IPv6 is coming whether you and your organization have adequately planned for it or not. IPv6, all its new features and functionality, resulting security issues, as well as a number of other enterprise issues, should be considered in your preparation. Consider these 10 things companies and government agencies should do now to be prepared for this inevitability.
1. Take a Net-centric View – Understand How IPv6 affects Your Organization
In our opinion this action is the most important. You must understand what IPv6 will mean to your operation. What are its implications at a high level? Viewing your operation in a network centric world means that before you do anything you must understand how IPv6 will impact your operation. What are the possibilities, opportunities, threats, what does network centric really mean? IPv6 has business model implications and you need to understand them.
2. Establish the Goals, Path and Timeline for Your Transition
Once you have set a network centric view take a practical look at the steps to get there, set some goals, set some time lines and build a network centric roadmap. When you have an endpoint then you can define what it is you aim to achieve by implementing IPv6, what members of your organization will be involved, and their roles, and timelines to get there.
3. Inventory your Equipment
Take the time to inventory your equipment. This is generally part of good practice, but gather the additional metrics needed to assess your network for v6 capability. Once you have a clear inventory of your equipment, building a transition plan based on what you already have – and what will be needed going forward – will be easier.

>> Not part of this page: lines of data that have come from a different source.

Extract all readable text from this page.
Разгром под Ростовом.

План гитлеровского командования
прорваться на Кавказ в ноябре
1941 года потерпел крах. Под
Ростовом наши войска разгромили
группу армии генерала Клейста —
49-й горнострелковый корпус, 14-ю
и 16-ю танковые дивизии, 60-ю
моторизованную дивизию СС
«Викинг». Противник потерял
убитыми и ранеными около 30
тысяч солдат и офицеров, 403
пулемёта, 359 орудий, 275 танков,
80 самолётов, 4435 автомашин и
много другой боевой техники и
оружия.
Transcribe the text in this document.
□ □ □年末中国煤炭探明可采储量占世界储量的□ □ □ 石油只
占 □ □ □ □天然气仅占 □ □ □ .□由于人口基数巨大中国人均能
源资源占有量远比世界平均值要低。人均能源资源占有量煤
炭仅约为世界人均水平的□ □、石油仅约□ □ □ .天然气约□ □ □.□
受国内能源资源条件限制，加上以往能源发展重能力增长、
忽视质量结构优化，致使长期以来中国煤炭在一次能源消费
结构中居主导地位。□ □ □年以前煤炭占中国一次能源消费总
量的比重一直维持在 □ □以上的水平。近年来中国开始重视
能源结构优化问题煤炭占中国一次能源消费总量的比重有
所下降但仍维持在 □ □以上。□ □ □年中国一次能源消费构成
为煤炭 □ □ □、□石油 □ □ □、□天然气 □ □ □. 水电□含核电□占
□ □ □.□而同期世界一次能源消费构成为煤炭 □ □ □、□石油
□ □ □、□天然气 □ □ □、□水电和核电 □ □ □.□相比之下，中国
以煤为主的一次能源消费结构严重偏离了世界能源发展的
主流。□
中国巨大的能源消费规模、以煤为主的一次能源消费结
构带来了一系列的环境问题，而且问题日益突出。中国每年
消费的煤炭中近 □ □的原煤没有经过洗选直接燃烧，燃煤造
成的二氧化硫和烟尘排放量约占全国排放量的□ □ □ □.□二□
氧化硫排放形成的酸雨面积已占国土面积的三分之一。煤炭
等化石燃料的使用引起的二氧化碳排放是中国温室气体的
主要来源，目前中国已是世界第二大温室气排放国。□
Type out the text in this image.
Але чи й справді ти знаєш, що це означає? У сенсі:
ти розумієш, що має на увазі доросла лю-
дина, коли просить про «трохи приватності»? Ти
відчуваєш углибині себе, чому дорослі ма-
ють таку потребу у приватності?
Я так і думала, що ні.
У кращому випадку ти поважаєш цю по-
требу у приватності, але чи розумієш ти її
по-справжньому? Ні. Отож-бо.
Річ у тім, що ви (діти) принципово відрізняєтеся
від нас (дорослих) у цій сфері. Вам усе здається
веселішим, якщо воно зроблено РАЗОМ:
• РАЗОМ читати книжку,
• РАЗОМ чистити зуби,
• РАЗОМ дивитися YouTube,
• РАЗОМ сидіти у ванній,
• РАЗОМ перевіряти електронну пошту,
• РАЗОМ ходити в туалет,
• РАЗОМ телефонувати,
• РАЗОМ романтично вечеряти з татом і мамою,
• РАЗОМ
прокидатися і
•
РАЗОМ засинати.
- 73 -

4. Identify your Software and Services and How they Need to Change
Identify current software and services that are running on your network and understand the gap analysis for v6 transition. Work with your vendors and provide documentation of your plans to your vendor community to create a collaborative plan for IPv6. Understand the timelines for “IPv6 capable”. Establish upgrade strategies, and map out alternative methods to work around varying vendor IPv6 readiness.
5. Develop an Addressing Plan and Understand the Implications for Your Network Architecture
Most IPv4 networks have been designed to minimize the consumption of addresses -- with IPv6 this goes away. The massive IPv6 address pool combined with a networking paradigm where everything will be connected warrants a completely new IP address allocation strategy. Understand and then build a new addressing plan, and generally this will result in a new and different network architecture.
6. Set up a v6 Test Environment
Any IPv6 integration effort will require testing of new architectures, hardware and applications before attempting to place those solutions in a production environment. Development of an IPv6 test environment will help build your IPv6 experience quotient and reduce impacts to IT services during deployment.
7. Devise and Implement a Security Policy
One significant change with IPv6 is in security. At a high level, IPv6 will usher in a paradigm change in security from the current “physical” security model with firewall and penetration prevention at the edge, to a “policy” security model. The policy model is a defense in-depth strategy to security where individual devices or classes of devices will connect, most likely in an ad-hoc, mobile way and establish a trusted relationship on the network based on policy criteria such as credentials, virus protection, and authentication. Moreover, since IPv4 and IPv6 will co-exist for a long time, security policy has to address this co-existence in specific ways to defend against all the prior IPv4 threats and account for the new IPv6 threats.
8. Establish an IPv6 Education Plan
IPv6 is not simply IPv4 with additional addresses. It is a feature-rich IP protocol that allows you to build networks and the applications with enhanced features. Misinformation is the biggest problem with IPv6. Your organization needs to understand IPv6 thoroughly. Make a commitment to this understanding and establish a plan to develop the IPv6 skill set your organization needs. Include all levels of the organization; do not limit your education to just network engineers and IT staff, but include managers and officers of the company.
9. Develop an IPv6 Procurement Strategy and Policy
IPv6 transition will take time. Start today by setting in place a sound procurement strategy. Plan that everything you buy will be connected to the network -- beyond everything that consumes power to every item that can collect or decimate information. IPv6 value is about connecting to your goods and service, products and customers wherever they exist. Establish the network connectivity roadmap and work with your vendors today to collaborate on specifications for connectivity. This will take time, and starting today will advance you toward the competitive advantage of “everything connected.”
10. Establish a Mitigation Strategy
Be realistic. There are many items that will never make the transition. They are old, unsupported or little used, or just not worth it. The object of a mitigation strategy is to recognize this in advance and establish a process to deal with these devices in a single consistent way to avoid having multiple solutions to a single problem. It is good practice and it helps socialize the diversity of IPv6 transition.
11. Don’t Be in Denial
Number 11 of the top 10 is another reminder that IPv6 is coming. Even if your organization is not thinking about IPv6 or even if you are deliberately NOT planning to leverage IPv6. You must begin to address IPv6 in some ways. Vista is here and Windows Server “Longhorn” is coming -- and they are v6 by default. Today you can buy v6 capable phones over the counter that will wirelessly try to connect v4 or v6 and then start attempting to tunnel to the v6 Internet. The drivers are all around us. Ten years ago you started using email and today network penetration is still accelerating. Network innovation is just beginning. IPv6 is more prevalent than you realize. Take a common sense approach and a hard look at your organization and the points on this list.